Compra de remédios caiu pela metade em 2016 e redução explica falta de 86 itens em Valinhos

Compra de remédios caiu pela metade em 2016 e redução explica falta de 86 itens em Valinhos

10 de março de 2017 0 comentários

Governo atual já iniciou o processo de compra no valor de R$ 6,2 milhões

A redução em 50% na última compra de medicamentos para a Rede Municipal de Saúde de Valinhos, ocorrida em abril de 2016, vem causando desabastecimento nos estoques das farmácias municipais desde o final de outubro do ano passado.
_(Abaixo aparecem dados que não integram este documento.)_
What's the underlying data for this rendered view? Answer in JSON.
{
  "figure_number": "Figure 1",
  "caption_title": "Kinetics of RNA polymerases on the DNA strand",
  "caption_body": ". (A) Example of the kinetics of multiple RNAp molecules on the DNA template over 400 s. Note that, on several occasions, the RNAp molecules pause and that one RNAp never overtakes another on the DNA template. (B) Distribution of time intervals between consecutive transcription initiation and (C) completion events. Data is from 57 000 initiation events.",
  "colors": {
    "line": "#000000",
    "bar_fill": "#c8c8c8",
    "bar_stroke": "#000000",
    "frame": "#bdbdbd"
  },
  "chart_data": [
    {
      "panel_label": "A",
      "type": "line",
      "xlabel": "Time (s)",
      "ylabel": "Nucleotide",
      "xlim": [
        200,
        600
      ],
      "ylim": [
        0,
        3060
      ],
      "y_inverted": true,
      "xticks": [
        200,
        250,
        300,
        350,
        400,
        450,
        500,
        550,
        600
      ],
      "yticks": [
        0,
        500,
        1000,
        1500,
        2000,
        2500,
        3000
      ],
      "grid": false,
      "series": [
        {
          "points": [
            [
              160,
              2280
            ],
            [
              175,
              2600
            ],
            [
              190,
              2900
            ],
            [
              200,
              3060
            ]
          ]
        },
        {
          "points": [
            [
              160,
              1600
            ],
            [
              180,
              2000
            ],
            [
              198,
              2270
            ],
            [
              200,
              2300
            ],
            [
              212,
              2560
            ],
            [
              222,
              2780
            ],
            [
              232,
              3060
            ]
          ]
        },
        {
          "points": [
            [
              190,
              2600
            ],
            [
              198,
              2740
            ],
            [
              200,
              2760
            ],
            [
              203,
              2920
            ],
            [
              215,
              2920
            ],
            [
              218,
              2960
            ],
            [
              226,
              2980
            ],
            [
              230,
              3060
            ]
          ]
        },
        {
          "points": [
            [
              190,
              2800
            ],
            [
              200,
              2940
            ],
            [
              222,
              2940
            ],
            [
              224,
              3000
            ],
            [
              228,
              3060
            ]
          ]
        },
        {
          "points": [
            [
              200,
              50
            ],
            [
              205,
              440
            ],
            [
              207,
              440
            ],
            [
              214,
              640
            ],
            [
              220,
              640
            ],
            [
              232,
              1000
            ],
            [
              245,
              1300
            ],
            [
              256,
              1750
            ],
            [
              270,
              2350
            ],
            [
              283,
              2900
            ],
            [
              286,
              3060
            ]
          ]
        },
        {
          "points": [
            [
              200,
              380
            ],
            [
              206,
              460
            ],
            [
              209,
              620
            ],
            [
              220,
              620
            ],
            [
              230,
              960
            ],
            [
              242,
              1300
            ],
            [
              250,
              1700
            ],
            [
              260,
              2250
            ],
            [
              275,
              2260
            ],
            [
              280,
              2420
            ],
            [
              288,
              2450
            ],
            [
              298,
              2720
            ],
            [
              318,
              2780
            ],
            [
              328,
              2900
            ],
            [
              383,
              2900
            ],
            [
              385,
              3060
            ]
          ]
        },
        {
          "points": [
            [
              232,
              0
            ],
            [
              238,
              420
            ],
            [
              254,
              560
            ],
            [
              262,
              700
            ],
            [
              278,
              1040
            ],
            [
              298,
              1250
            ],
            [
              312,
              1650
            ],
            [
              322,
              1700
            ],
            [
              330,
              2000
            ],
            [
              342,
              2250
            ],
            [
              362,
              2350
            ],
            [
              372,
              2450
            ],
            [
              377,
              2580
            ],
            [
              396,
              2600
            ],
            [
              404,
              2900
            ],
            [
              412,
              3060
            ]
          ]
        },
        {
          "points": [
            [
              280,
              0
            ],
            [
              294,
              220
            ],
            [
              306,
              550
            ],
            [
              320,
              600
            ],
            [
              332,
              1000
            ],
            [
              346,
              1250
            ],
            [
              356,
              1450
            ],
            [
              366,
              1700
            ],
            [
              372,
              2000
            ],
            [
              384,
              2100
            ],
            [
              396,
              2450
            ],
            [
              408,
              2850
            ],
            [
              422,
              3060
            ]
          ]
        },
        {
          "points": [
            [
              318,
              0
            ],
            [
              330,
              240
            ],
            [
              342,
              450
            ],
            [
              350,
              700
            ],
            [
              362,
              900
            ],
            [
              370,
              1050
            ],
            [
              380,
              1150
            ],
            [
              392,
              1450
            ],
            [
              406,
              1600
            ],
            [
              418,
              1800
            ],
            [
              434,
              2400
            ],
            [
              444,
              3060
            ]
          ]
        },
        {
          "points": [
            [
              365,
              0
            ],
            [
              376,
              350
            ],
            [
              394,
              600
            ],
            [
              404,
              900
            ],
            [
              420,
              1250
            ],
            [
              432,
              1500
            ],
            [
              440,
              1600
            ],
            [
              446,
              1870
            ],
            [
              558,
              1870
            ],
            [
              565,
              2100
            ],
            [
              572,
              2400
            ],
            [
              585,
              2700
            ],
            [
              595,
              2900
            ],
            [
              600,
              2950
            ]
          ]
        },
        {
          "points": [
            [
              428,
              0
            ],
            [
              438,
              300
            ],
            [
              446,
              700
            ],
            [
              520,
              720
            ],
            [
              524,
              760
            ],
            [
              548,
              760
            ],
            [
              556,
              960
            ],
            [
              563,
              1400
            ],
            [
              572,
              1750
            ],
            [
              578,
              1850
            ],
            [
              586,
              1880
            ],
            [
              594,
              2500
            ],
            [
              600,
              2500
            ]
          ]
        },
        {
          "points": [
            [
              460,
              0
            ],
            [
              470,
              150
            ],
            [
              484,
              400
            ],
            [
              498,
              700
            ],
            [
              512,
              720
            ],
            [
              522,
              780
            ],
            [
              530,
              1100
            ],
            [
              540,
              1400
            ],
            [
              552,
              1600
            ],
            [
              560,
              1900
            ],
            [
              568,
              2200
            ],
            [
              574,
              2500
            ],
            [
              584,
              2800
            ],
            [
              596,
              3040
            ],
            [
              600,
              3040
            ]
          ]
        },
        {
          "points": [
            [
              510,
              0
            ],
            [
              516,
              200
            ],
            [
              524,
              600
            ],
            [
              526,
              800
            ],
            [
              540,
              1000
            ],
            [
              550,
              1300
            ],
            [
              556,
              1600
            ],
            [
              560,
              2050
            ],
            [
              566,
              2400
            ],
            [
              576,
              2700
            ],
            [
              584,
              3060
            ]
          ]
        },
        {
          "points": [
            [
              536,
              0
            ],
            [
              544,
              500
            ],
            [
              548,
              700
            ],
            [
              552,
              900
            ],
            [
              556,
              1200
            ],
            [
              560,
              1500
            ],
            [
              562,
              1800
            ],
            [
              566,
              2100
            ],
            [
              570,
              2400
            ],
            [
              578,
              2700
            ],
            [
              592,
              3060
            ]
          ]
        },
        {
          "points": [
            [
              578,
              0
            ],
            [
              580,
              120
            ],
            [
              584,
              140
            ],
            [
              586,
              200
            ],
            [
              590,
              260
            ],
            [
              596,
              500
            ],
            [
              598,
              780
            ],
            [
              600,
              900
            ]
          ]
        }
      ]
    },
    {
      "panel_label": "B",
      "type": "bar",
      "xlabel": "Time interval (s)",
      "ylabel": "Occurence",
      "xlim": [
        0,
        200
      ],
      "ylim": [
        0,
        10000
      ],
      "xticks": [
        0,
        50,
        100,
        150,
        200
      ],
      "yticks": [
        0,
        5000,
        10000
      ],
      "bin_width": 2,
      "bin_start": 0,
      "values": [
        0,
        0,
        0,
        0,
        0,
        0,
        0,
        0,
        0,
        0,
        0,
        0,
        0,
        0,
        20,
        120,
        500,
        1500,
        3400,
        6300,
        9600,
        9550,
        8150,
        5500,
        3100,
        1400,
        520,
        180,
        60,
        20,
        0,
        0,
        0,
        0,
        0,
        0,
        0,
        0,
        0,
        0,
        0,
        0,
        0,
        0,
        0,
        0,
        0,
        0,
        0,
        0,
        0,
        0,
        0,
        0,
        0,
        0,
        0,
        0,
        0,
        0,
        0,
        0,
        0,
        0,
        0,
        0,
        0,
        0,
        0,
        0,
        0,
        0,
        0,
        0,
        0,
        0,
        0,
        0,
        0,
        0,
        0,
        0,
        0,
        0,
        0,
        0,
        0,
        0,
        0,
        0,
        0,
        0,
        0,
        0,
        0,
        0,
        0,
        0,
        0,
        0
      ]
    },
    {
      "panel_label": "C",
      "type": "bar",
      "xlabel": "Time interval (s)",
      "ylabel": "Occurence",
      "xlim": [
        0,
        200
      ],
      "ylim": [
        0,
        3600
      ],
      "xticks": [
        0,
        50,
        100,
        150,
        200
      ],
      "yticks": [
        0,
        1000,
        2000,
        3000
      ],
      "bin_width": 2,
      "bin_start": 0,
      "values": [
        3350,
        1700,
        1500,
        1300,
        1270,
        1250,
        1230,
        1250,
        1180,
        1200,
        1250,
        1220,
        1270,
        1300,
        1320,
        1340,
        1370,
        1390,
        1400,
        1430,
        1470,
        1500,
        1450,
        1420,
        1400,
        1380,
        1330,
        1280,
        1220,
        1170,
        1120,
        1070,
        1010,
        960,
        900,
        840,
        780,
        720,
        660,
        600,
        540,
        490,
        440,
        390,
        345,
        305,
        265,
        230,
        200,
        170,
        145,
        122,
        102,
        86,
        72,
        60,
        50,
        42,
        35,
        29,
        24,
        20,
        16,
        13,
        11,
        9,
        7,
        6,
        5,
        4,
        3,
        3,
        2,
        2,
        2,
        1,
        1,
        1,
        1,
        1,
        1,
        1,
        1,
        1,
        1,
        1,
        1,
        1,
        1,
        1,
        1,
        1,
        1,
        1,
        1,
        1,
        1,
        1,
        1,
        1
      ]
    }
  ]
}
Para regularizar a situação, a administração municipal investirá R$ 6,2 milhões na compra de medicamentos. O processo de compras foi iniciado em 23 de janeiro e segue os trâmites burocráticos definidos pela Lei de Licitações Nº 8.666/93.

Foram feitos levantamento dos itens faltantes e de cotações de preço para a preparação do requerimento de licitação. Atualmente, o processo encontra-se em estágio de elaboração do edital de licitação.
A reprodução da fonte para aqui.